Some come with a shopping list, others are just looking

DES MOINES - Some farmers came to last week's Iowa Power Farming Show with a shopping list, and others were there to look.

Some come with a shopping list, others are just looking
Eric Hillbrands of Ziegler Cat, at right, answers questions from Roger and Wes Zylstra and Dan Dykema, in back, at the Iowa Power Farming Show. The Zylstras and Dykema farm near Lynnville.

DES MOINES - Some farmers came to last week's Iowa Power Farming Show with a shopping list, and others were there to look.

Mark Mueller of Waverly came with three goals in mind, and he had accomplished all three by mid-afternoon.

"I was looking for a seed tender," Mueller said. "I did a little research on the Internet and through magazines and I knew of three or four manufacturers. At this show alone, I came across eight different companies that make seed tenders. I think I've settled on what I'm going to purchase."
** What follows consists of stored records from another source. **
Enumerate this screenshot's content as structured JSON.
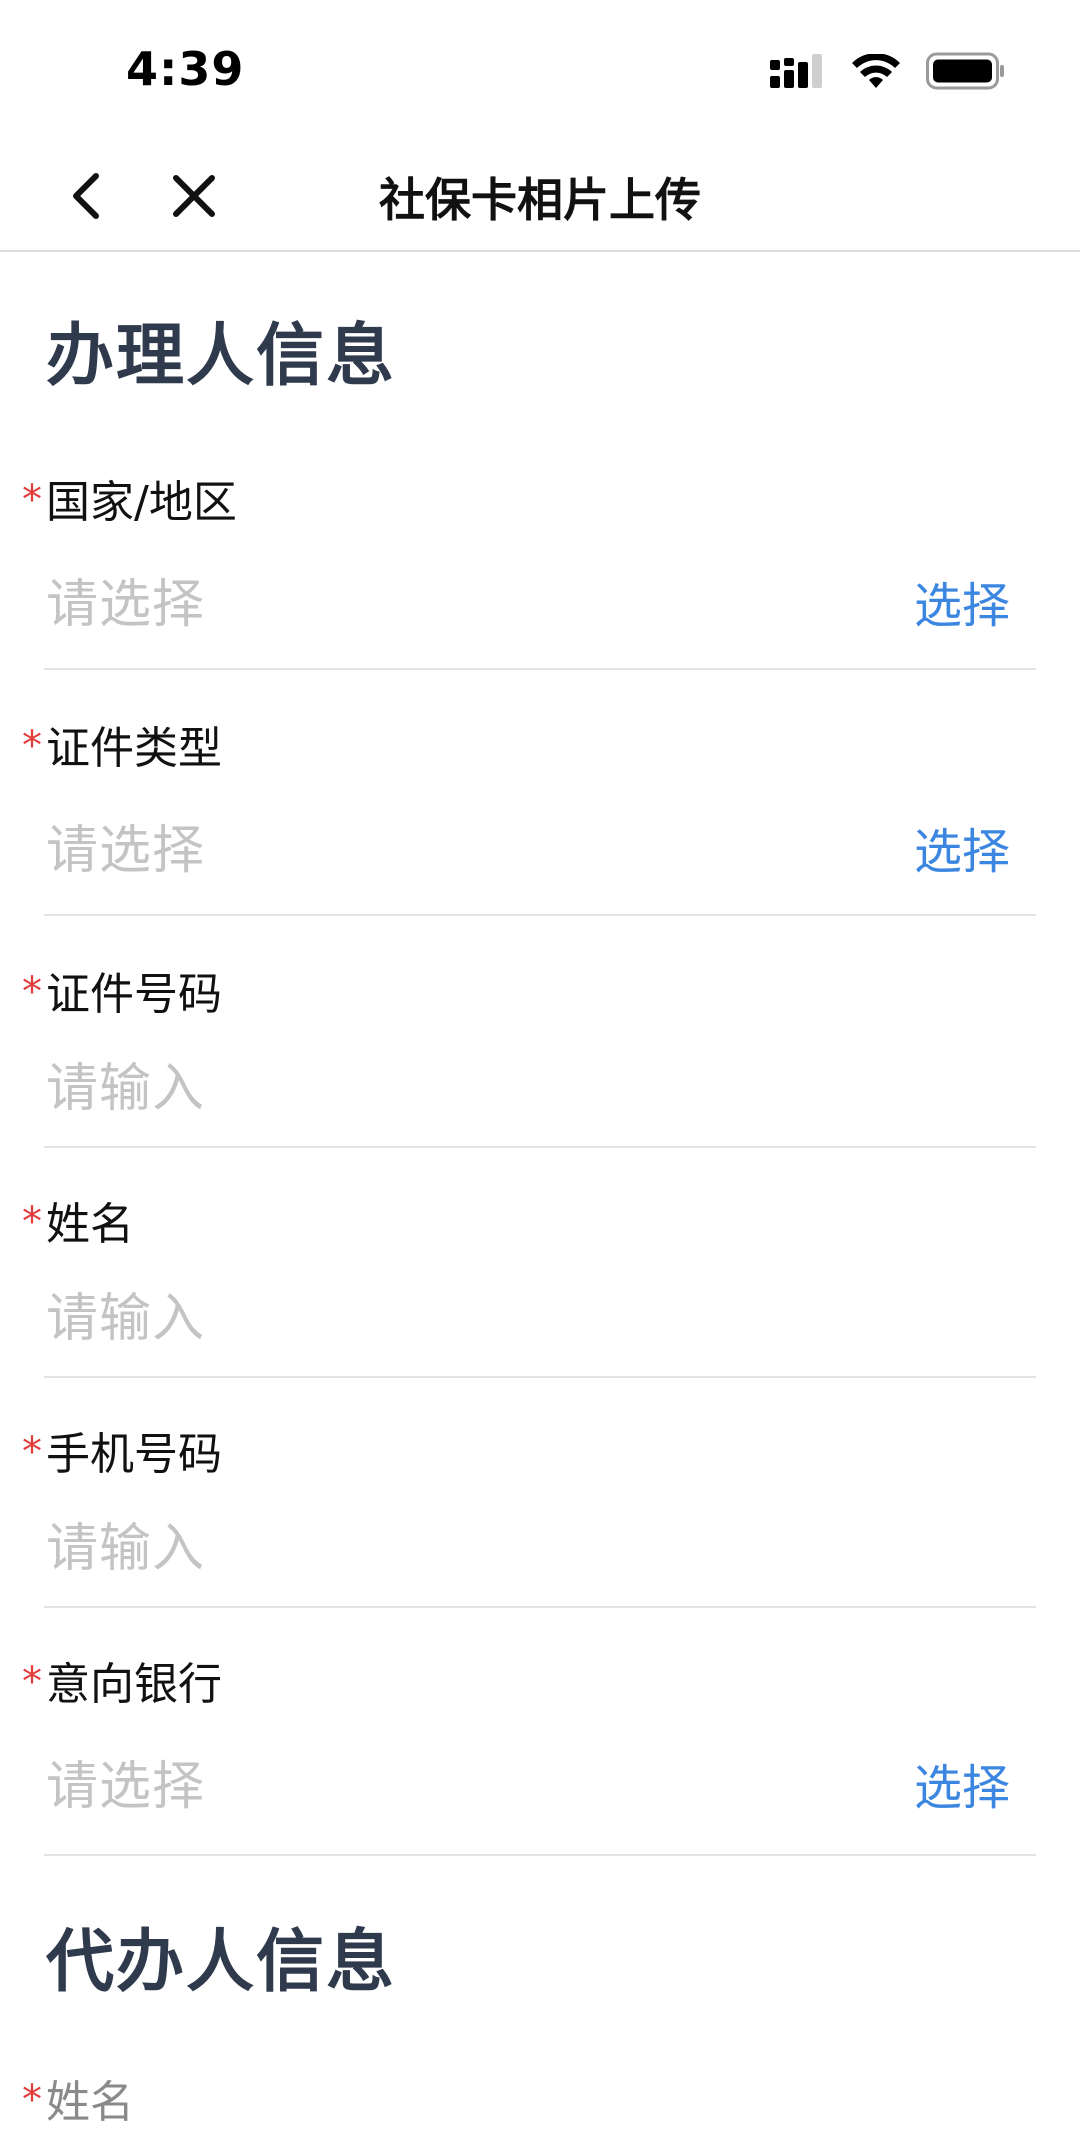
{
  "status_bar": {
    "time": "4:39",
    "icons": [
      "signal-icon",
      "wifi-icon",
      "battery-icon"
    ]
  },
  "nav": {
    "title": "社保卡相片上传",
    "back_icon": "chevron-left-icon",
    "close_icon": "close-icon"
  },
  "sections": {
    "applicant": {
      "title": "办理人信息",
      "fields": [
        {
          "label": "国家/地区",
          "required": "*",
          "placeholder": "请选择",
          "action": "选择"
        },
        {
          "label": "证件类型",
          "required": "*",
          "placeholder": "请选择",
          "action": "选择"
        },
        {
          "label": "证件号码",
          "required": "*",
          "placeholder": "请输入"
        },
        {
          "label": "姓名",
          "required": "*",
          "placeholder": "请输入"
        },
        {
          "label": "手机号码",
          "required": "*",
          "placeholder": "请输入"
        },
        {
          "label": "意向银行",
          "required": "*",
          "placeholder": "请选择",
          "action": "选择"
        }
      ]
    },
    "agent": {
      "title": "代办人信息",
      "fields": [
        {
          "label": "姓名",
          "required": "*"
        }
      ]
    }
  },
  "colors": {
    "required": "#e23b3b",
    "action": "#3b86e0",
    "section_title": "#2f3a4c",
    "placeholder": "#c4c4c4"
  }
}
Mueller also signed a contract to get high speed Internet.

"We're on dial-up and that is quite tedious," Mueller said. "My kids are doing a lot more homework that requires Internet, and they have to go to town and use the Internet at the library. They will be quite happy when I get home and tell them I've signed up with a provider."


He also talked to company representative about his grain spreader, which wore out.

"They said those things aren't supposed to ever wear out, and he said to send it back to the factory and they'll rebuild it free of charge," Mueller said.

Mueller likes being able to see different products side by side.

"You can see things on the Internet, but when you actually see them up close you can compare the design and the degree of care with which they were built," he said.

Dave and Lynn Olson came to the show from New Ulm, Minn.

Dave Olson was talking to Ron Steenhoek, product specialist for Great Plains. He had some questions about the new 60-foot Great Plains twin-row planter he bought.

"I've been planting twin rows for seven years and it works very well," Olson said.

"A lot of guys are interested in higher populations and higher yields and they can get that with a twin row planter because you stagger the seed, so you get more light interception and higher yield," Steenhoek said.


The Olsons raise rows crops and docustom work. They have two sons, Michael and Shawn, who they are working into the operation.

Olson planned to check out the new Case IH Magnum Series tractor, which meets the EPA's Tier 4A emissions regulations. Olson has one ordered, but it won't be delivered until spring. He said the tractor is supposed to be more fuel efficient.

Olson also wanted to look at combines, farm utility vehicles and pickups.

Steve Lee, a Polk City farmer and member of the Polk County Farm Bureau, used the show to teach second and third graders from the Des Moines Downtown School about growing corn. The farm show tour was part of Polk County Farm Bureau's ag in the classroom project.

Teacher Lauren Katch said she's pleased to participate in the program.

"The kids are really excited," Katch said. "We had a speaker before the show so that kids know what to expect."

Standing in front of a new Claas combine, Lee showed the children a photo of the combine he uses on his farm.

Roger Zylstra of Lynnville said he comes to the show to keep up with all the newest technology. He raises corn, soybeans and contract finishes hogs.


He was talking to Eric Hilbrands of Ziegler Cat.

"I have some questions about technology compatibility of monitors that I want to get answered," Zylstra said. "I'm getting a new planter, and I'm looking for the best route to go as far as getting a monitor."

Everyone talks about how farmers have lots of money to spend because of high corn and soybean prices, but Zylstra said he had a slim crop in 2010 due to unending rain. Corn yielded just 80 to 120 bushels to the acre. So while prices are very strong, he doesn't have a lot of crop to sell.

Jim Campbell of Hedrick checked out the cab of a new Massey Ferguson Dyna-VT 8680 tractor.

"I'm here to see what I can buy 15 years from now used," he said with a grin.

Campbell raises seed beans and corn and has a hog finishing unit.

"I like being able to see the things I read about," he said.